The Hopwood decision applies only to the Fifth Circuit - which includes Texas, Louisiana, and Mississippi - but the suit placed Texas, along with California, at the forefront of the heated affirmative action debate.

California is the only other state to prohibit race as a factor in admissions, but similar bills were introduced last year in 30 other states, according to the National Conference of State Legislatures.

The Hopwood decision has already begun to change the character of UT's law school, and has sparked a wave of legislation that could alter the admissions process at every public college in the state. So far, the results have been less than encouraging.

The number of minorities applying to UT's law school fell last year, as did the number of admitted minorities who decided to attend. The only black student who enrolled recently withdrew, citing the negative publicity surrounding the Hopwood suit. In years past, as many as 60 blacks have earned spots in first-year classes.

The news has prompted some Texas lawmakers to look for ways to ensure diversity in higher education. Last month, legislators passed a new law requiring public colleges to offer admission to the top 10 percent high school students. Since many of these schools are predominantly black or Hispanic, theoretically this law might foster racial diversity.

Another bill, sponsored by two black representatives, would require scholarship athletes to meet the same minimum grade standards as the rest of the student body. According to the bill's authors, it's unfair to eliminate race-based scholarships for academically qualified minorities while admitting less qualified minorities on their athletic merits.

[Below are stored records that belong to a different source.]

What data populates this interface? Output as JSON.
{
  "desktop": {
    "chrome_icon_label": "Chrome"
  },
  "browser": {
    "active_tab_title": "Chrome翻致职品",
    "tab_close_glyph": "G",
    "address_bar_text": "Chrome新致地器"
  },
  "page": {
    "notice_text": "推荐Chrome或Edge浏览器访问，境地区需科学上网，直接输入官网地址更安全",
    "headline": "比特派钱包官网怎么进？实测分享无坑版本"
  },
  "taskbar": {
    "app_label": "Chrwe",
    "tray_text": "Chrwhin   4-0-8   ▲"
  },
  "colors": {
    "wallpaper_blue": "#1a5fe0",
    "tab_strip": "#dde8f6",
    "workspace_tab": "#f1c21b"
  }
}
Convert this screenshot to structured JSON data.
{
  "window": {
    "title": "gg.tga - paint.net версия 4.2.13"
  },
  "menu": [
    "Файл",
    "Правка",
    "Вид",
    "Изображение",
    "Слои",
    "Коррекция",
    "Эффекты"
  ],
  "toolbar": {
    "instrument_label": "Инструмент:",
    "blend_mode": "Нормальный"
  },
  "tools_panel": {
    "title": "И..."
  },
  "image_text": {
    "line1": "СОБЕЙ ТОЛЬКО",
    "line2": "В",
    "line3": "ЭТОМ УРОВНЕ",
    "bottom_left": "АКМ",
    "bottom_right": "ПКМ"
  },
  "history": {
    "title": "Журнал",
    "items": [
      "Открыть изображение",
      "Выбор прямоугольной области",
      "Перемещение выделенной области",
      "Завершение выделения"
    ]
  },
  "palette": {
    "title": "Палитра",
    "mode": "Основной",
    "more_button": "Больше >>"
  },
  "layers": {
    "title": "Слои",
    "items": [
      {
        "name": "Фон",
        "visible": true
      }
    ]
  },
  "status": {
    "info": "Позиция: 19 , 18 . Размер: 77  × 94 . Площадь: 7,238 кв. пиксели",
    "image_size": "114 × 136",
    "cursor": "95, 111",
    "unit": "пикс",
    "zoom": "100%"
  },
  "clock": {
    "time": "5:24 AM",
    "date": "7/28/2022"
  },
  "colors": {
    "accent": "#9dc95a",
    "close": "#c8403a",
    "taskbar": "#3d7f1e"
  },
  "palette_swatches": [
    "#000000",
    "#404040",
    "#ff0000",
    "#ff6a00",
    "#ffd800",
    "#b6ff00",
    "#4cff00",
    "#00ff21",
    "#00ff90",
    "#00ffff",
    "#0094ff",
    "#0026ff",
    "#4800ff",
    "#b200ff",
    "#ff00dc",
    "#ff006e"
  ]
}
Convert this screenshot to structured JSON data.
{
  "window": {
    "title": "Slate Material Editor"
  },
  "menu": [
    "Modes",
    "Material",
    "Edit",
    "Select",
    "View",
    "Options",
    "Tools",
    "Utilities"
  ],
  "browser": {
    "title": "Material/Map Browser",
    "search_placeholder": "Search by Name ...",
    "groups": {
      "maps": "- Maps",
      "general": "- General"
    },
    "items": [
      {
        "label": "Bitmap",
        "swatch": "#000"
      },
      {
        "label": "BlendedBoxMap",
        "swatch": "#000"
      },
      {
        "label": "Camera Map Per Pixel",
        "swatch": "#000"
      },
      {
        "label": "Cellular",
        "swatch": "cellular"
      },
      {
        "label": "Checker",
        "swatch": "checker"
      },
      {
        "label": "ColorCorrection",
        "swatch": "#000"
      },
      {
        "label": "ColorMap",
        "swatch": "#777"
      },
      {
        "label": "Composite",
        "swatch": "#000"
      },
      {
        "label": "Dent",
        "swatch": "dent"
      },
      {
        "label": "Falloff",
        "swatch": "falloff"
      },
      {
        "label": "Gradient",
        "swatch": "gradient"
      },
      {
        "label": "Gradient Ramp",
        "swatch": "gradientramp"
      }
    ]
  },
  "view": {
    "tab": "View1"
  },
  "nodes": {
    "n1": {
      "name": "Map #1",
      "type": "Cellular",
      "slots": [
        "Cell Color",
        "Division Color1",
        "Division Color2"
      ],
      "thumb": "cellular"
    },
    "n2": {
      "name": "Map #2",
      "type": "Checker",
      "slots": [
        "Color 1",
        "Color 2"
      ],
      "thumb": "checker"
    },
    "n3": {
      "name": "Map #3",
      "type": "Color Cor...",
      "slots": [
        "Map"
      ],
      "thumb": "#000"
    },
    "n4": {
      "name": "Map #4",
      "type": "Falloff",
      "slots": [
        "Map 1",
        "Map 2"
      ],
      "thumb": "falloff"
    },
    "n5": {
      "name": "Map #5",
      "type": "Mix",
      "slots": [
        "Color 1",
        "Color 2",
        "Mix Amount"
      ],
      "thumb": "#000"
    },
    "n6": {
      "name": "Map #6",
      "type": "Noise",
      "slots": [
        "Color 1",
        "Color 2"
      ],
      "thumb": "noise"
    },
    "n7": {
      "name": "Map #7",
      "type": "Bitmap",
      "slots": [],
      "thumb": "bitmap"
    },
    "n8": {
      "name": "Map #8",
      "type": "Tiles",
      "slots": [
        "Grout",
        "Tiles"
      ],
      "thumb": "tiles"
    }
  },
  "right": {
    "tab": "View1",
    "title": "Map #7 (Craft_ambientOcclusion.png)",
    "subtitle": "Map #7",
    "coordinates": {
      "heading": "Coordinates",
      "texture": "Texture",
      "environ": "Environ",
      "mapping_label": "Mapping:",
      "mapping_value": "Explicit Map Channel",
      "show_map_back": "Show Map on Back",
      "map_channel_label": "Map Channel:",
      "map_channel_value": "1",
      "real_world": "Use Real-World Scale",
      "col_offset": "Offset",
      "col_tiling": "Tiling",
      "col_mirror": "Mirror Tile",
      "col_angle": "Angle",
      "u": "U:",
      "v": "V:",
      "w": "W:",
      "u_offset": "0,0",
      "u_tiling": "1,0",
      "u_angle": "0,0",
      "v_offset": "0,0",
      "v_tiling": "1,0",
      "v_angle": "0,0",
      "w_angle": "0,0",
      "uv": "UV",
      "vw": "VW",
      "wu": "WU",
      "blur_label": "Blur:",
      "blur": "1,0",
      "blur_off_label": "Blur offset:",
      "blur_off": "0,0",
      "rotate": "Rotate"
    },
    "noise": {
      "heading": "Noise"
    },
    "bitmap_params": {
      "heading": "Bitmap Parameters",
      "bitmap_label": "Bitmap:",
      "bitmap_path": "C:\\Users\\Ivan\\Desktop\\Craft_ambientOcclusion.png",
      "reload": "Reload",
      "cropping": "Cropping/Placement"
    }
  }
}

Texas Gov. George W. Bush (R) supports both measures.

Arbitrary policies?

Terry Pell, one of the lawyers who brought the Hopwood suit, says lawmakers here are substituting one arbitrary admissions philosophy for another. Admitting the top 10 percent of high school students is a "bureaucratic" approach, he says. "Admission officers have been very unserious and superficial about diversity," he adds. "They want to see a percentage of black faces in their classes. I think that's offensive to ... blacks and whites."

But according to Michael Sharlot, dean of the UT law school, the policy has left officials there with no choice but to place more emphasis on test scores and grades. Although personal factors like socioeconomic background can be taken into account, he says, numerical measures are still the best indicators of success in law school - even though they tend to work against minority applicants.

To Mr. Sharlot, the elimination of policies designed to attract minorities works against the best interests of a civil society - more so than they would if applied to engineering or chemistry.

"The law is the most public of professions," he says. "Law in a civil society depends overwhelmingly on the willingness of society to accept its judgment. It becomes harder to achieve that if we don't see members of all groups playing roles in the administration of justice."